Memories keep rushing back, too. Dot’s kicks reminds me of Teddy’s kicks, her heartbeat seems to sound different on the doppler (I couldn’t tell you why, but I can’t stop comparing it to my memory of Teddy’s heartbeat). My body is shifting and changing to accommodate her in ways that are startlingly familiar. These memories are visceral, felt and tasted and smelled, and they’ve released more tears than I’ve cried in a while. I remember what it was like to be pregnant with Teddy in technicolor and surround sound even though this time is different, and I still miss him, am reminded that I’ll always miss him. This is not his time, and yet part of it is. It’s sweet and sad and sometimes knocks the breath right out of me. I hope Dot doesn’t mind sharing. If she does, some day, I hope I can make it up to her.
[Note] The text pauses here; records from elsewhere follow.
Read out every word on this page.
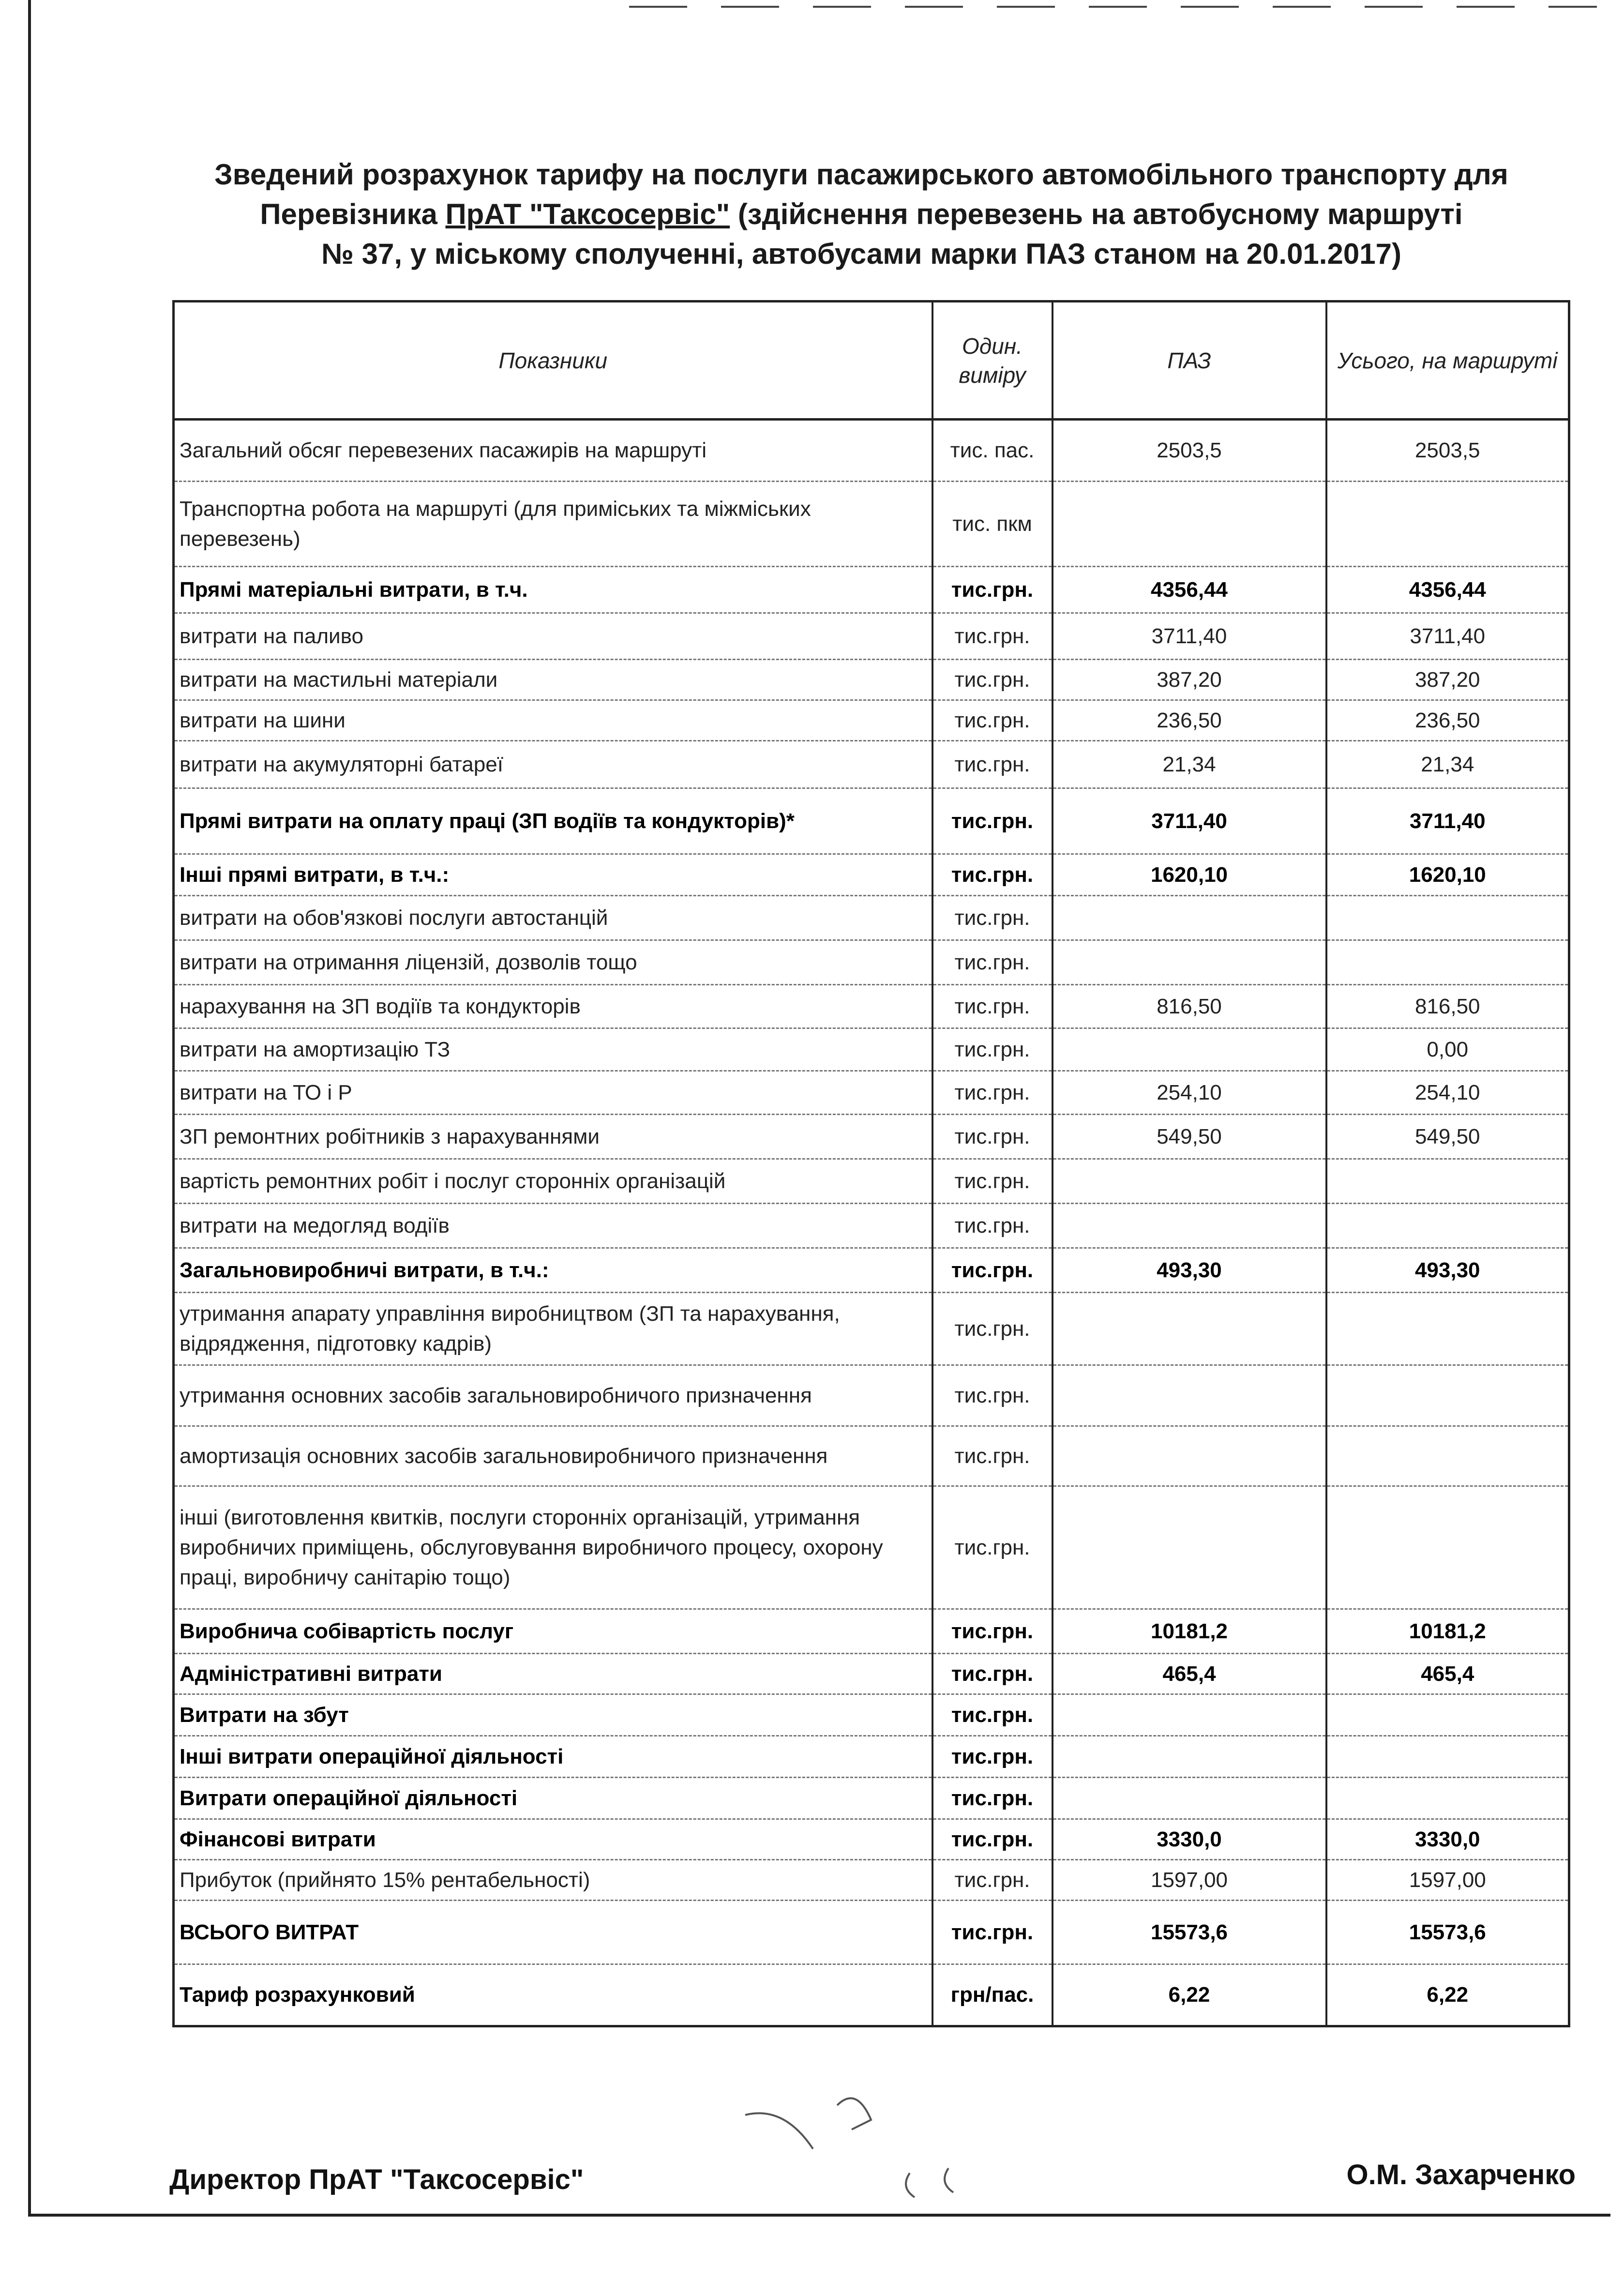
Зведений розрахунок тарифу на послуги пасажирського автомобільного транспорту для
Перевізника ПрАТ "Таксосервіс" (здійснення перевезень на автобусному маршруті
№ 37, у міському сполученні, автобусами марки ПАЗ станом на 20.01.2017)
Показники	Один. виміру	ПАЗ	Усього, на маршруті
Загальний обсяг перевезених пасажирів на маршруті	тис. пас.	2503,5	2503,5
Транспортна робота на маршруті (для приміських та міжміських перевезень)	тис. пкм		
Прямі матеріальні витрати, в т.ч.	тис.грн.	4356,44	4356,44
витрати на паливо	тис.грн.	3711,40	3711,40
витрати на мастильні матеріали	тис.грн.	387,20	387,20
витрати на шини	тис.грн.	236,50	236,50
витрати на акумуляторні батареї	тис.грн.	21,34	21,34
Прямі витрати на оплату праці (ЗП водіїв та кондукторів)*	тис.грн.	3711,40	3711,40
Інші прямі витрати, в т.ч.:	тис.грн.	1620,10	1620,10
витрати на обов'язкові послуги автостанцій	тис.грн.		
витрати на отримання ліцензій, дозволів тощо	тис.грн.		
нарахування на ЗП водіїв та кондукторів	тис.грн.	816,50	816,50
витрати на амортизацію ТЗ	тис.грн.		0,00
витрати на ТО і Р	тис.грн.	254,10	254,10
ЗП ремонтних робітників з нарахуваннями	тис.грн.	549,50	549,50
вартість ремонтних робіт і послуг сторонніх організацій	тис.грн.		
витрати на медогляд водіїв	тис.грн.		
Загальновиробничі витрати, в т.ч.:	тис.грн.	493,30	493,30
утримання апарату управління виробництвом (ЗП та нарахування, відрядження, підготовку кадрів)	тис.грн.		
утримання основних засобів загальновиробничого призначення	тис.грн.		
амортизація основних засобів загальновиробничого призначення	тис.грн.		
інші (виготовлення квитків, послуги сторонніх організацій, утримання виробничих приміщень, обслуговування виробничого процесу, охорону праці, виробничу санітарію тощо)	тис.грн.		
Виробнича собівартість послуг	тис.грн.	10181,2	10181,2
Адміністративні витрати	тис.грн.	465,4	465,4
Витрати на збут	тис.грн.		
Інші витрати операційної діяльності	тис.грн.		
Витрати операційної діяльності	тис.грн.		
Фінансові витрати	тис.грн.	3330,0	3330,0
Прибуток (прийнято 15% рентабельності)	тис.грн.	1597,00	1597,00
ВСЬОГО ВИТРАТ	тис.грн.	15573,6	15573,6
Тариф розрахунковий	грн/пас.	6,22	6,22
Директор ПрАТ "Таксосервіс"	О.М. Захарченко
But here’s the thing. The grief doesn’t go away, but even with the onslaught of fear and memory, I can’t deny that this pregnancy is helping me to heal. It allows me a different perspective on my loss, new things to hope for, something I can hang on to. I’m so tired of letting things go and of trying to let things go. It’s a blessed relief to hang on to something and know that it’s okay. I’m so damned lucky, and completely undeserving.